'Moment of Silence' Allowed After Court Rejects Atheist Lawsuit
The U.S. Supreme Court has rejected an atheist lawsuit whose objective was to prohibit Illinois students from observing a “moment of silence” at the beginning of the school day.
Buffalo Grove High School student Dawn Sherman, the daughter of well-known atheist Rob Sherman, brought the lawsuit saying that the mandatory “moment of silence” interfered with her schoolwork and learning opportunities.
In 2007, the Illinois legislature amended a bill that mandated a “brief moment of silence” for reflection or prayer at the beginning of each school day.
After Sherman filed suit, a district court judge ruled the Illinois law was unconstitutional, saying it endorsed prayer and religion in schools. As a result, the judge issued an injunction in the case and the schools stopped the practice.
However, on appeal the U.S. Seventh Circuit Court of Appeals reversed the ruling by a vote of 2-1. “Nothing in the text … limits student’s thoughts during the period of silence; the text mandates only one thing – silence,” the court said its decision.
As a result, the 10- to 15-second “moment of silence” was reinstated several months after the district court decision was overturned.
Other states have implemented similar policies. Virginia students are given an opportunity each morning to “establish daily moments of silence for mediation, prayer or other silent activity” each day. Alabama once had a law that authorized teachers to lead a minute of prayer, but a similar lawsuit and eventual Supreme Court ruling found its law unconstitutional.

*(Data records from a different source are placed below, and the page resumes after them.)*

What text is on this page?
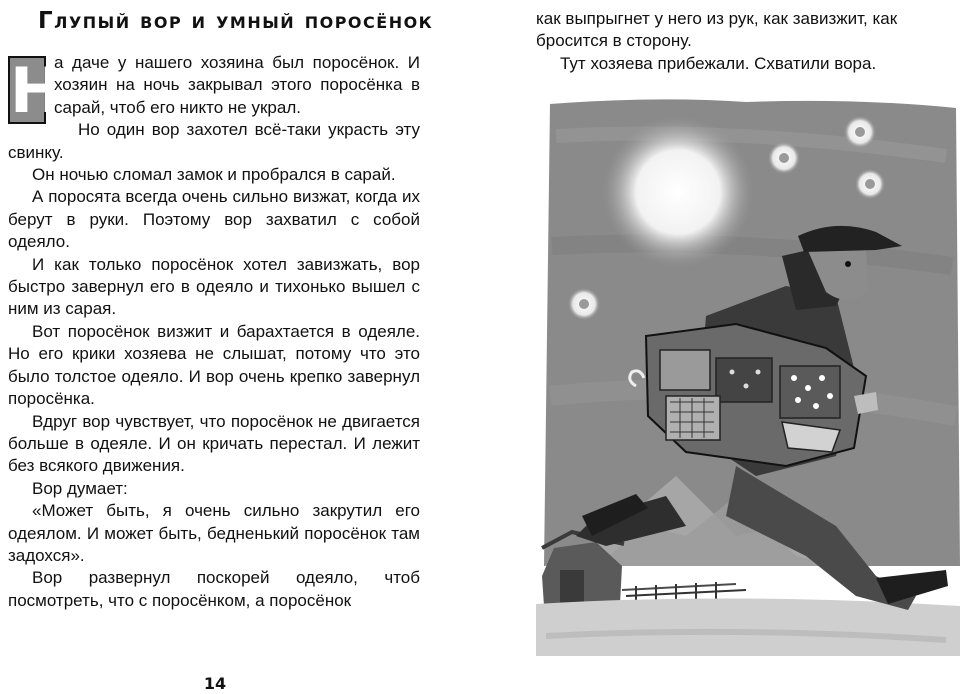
Глупый вор и умный поросёнок

Н
а даче у нашего хозяина был поросёнок. И хозяин на ночь закрывал этого поросёнка в сарай, чтоб его никто не украл.

Но один вор захотел всё-таки украсть эту свинку.

Он ночью сломал замок и пробрался в сарай.

А поросята всегда очень сильно визжат, когда их берут в руки. Поэтому вор захватил с собой одеяло.

И как только поросёнок хотел завизжать, вор быстро завернул его в одеяло и тихонько вышел с ним из сарая.

Вот поросёнок визжит и барахтается в одеяле. Но его крики хозяева не слышат, потому что это было толстое одеяло. И вор очень крепко завернул поросёнка.

Вдруг вор чувствует, что поросёнок не двигается больше в одеяле. И он кричать перестал. И лежит без всякого движения.

Вор думает:

«Может быть, я очень сильно закрутил его одеялом. И может быть, бедненький поросёнок там задохся».

Вор развернул поскорей одеяло, чтоб посмотреть, что с поросёнком, а поросёнок

14

как выпрыгнет у него из рук, как завизжит, как бросится в сторону.

Тут хозяева прибежали. Схватили вора.
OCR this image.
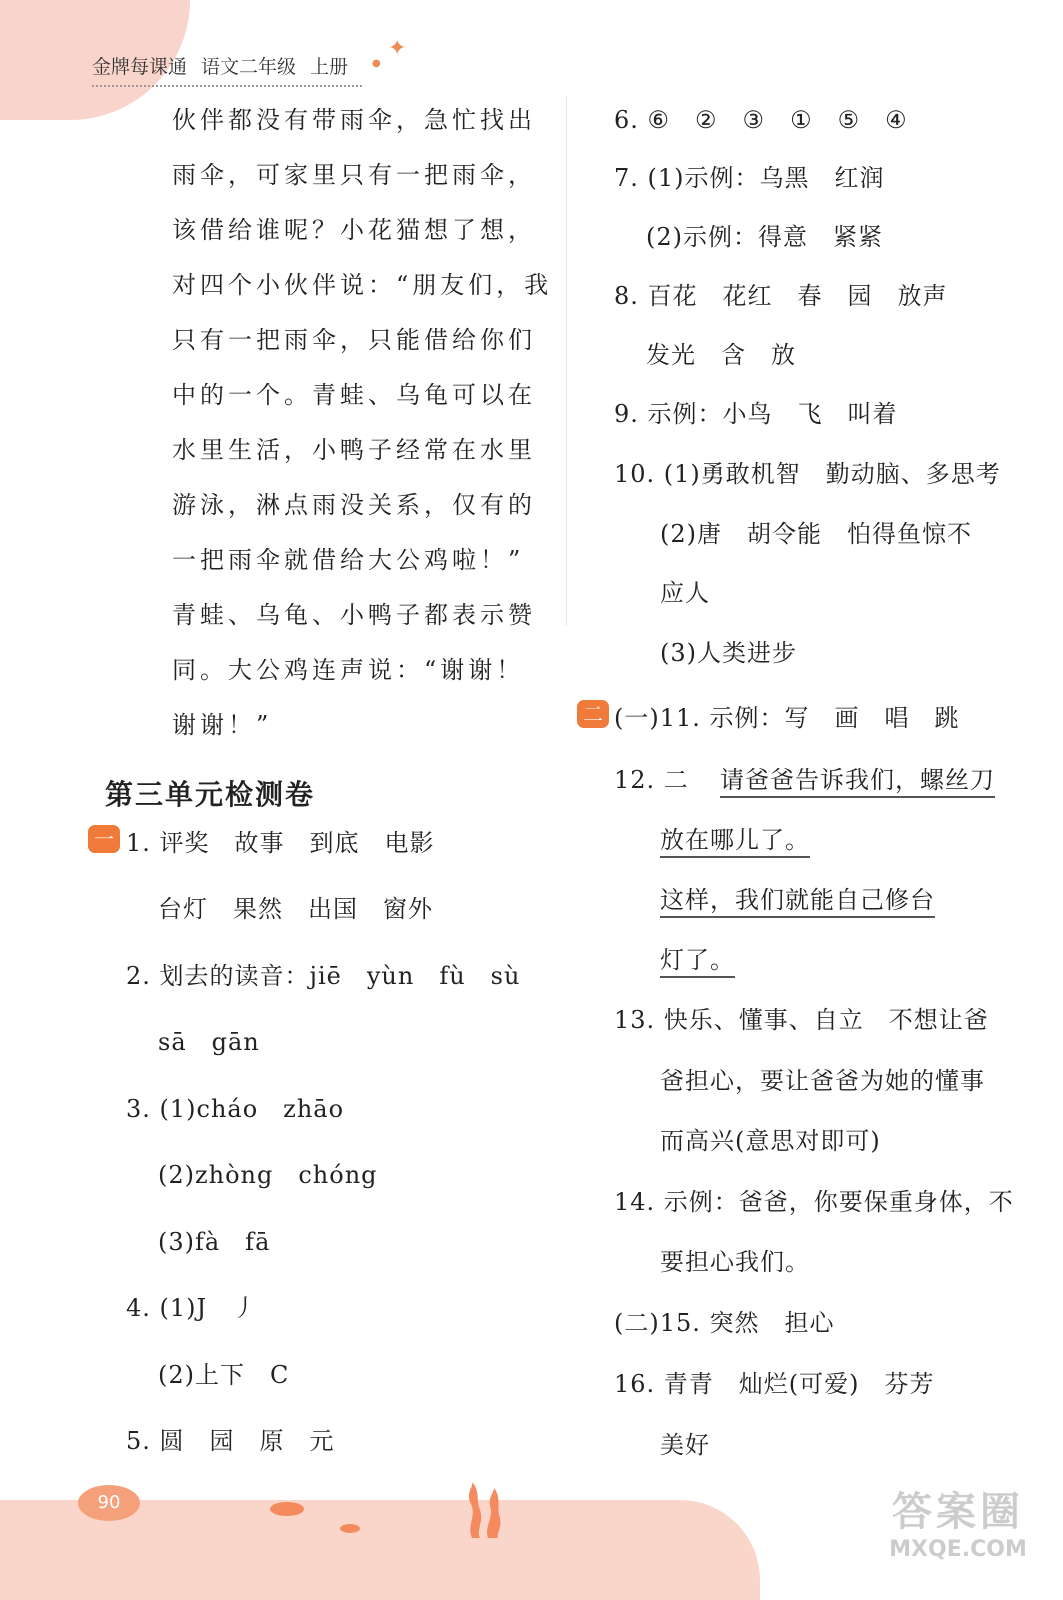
金牌每课通 语文二年级 上册
✦
●
伙伴都没有带雨伞，急忙找出
雨伞，可家里只有一把雨伞，
该借给谁呢？小花猫想了想，
对四个小伙伴说：“朋友们，我
只有一把雨伞，只能借给你们
中的一个。青蛙、乌龟可以在
水里生活，小鸭子经常在水里
游泳，淋点雨没关系，仅有的
一把雨伞就借给大公鸡啦！”
青蛙、乌龟、小鸭子都表示赞
同。大公鸡连声说：“谢谢！
谢谢！”
第三单元检测卷
一 1. 评奖　故事　到底　电影
台灯　果然　出国　窗外
2. 划去的读音：jiē　yùn　fù　sù
sā　gān
3. (1)cháo　zhāo
(2)zhòng　chóng
(3)fà　fā
4. (1)J　丿
(2)上下　C
5. 圆　园　原　元
6. ⑥　②　③　①　⑤　④
7. (1)示例：乌黑　红润
(2)示例：得意　紧紧
8. 百花　花红　春　园　放声
发光　含　放
9. 示例：小鸟　飞　叫着
10. (1)勇敢机智　勤动脑、多思考
(2)唐　胡令能　怕得鱼惊不
应人
(3)人类进步
二 (一)11. 示例：写　画　唱　跳
12. 二 请爸爸告诉我们，螺丝刀
放在哪儿了。
这样，我们就能自己修台
灯了。
13. 快乐、懂事、自立　不想让爸
爸担心，要让爸爸为她的懂事
而高兴(意思对即可)
14. 示例：爸爸，你要保重身体，不
要担心我们。
(二)15. 突然　担心
16. 青青　灿烂(可爱)　芬芳
美好
90	答案圈
MXQE.COM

The issue of prayer in school was first brought to light in 1962 when the Supreme Court, in Engel v. Vitale, ruled it was unconstitutional for school officials to compose a prayer and require that students read it in classrooms or over the school public address system.
Joe Bain taught over 40 years in Tennessee public schools.
“I remember well when the Supreme Court ruling came down in the early sixties,” Bain recalled. “But we always got around it by having giving the student council control of the announcements every morning. No one required anyone to do or say anything and someone prayed over the intercom each morning until I retired in the early 1990s. To my knowledge, no one ever complained but I guess times are different now.”
In a related case, the Pittsylvania County, Va., has filed a motion to dismiss a lawsuit filed by the American Civil Liberties Union to prohibit prayer before the start of each Board of Supervisors meeting.
Tim Barber, who chairs the board said in the motion, “The Board of Supervisors is standing up for what is right and it is time for the American public to stand up against groups like the ACLU that want to tear down the very foundations this great country was built on.”
“In my opinion, the Pittsylvania County Board of Supervisors is absolutely correct in its stance on this prayer issue and I am proud of the board as a whole.”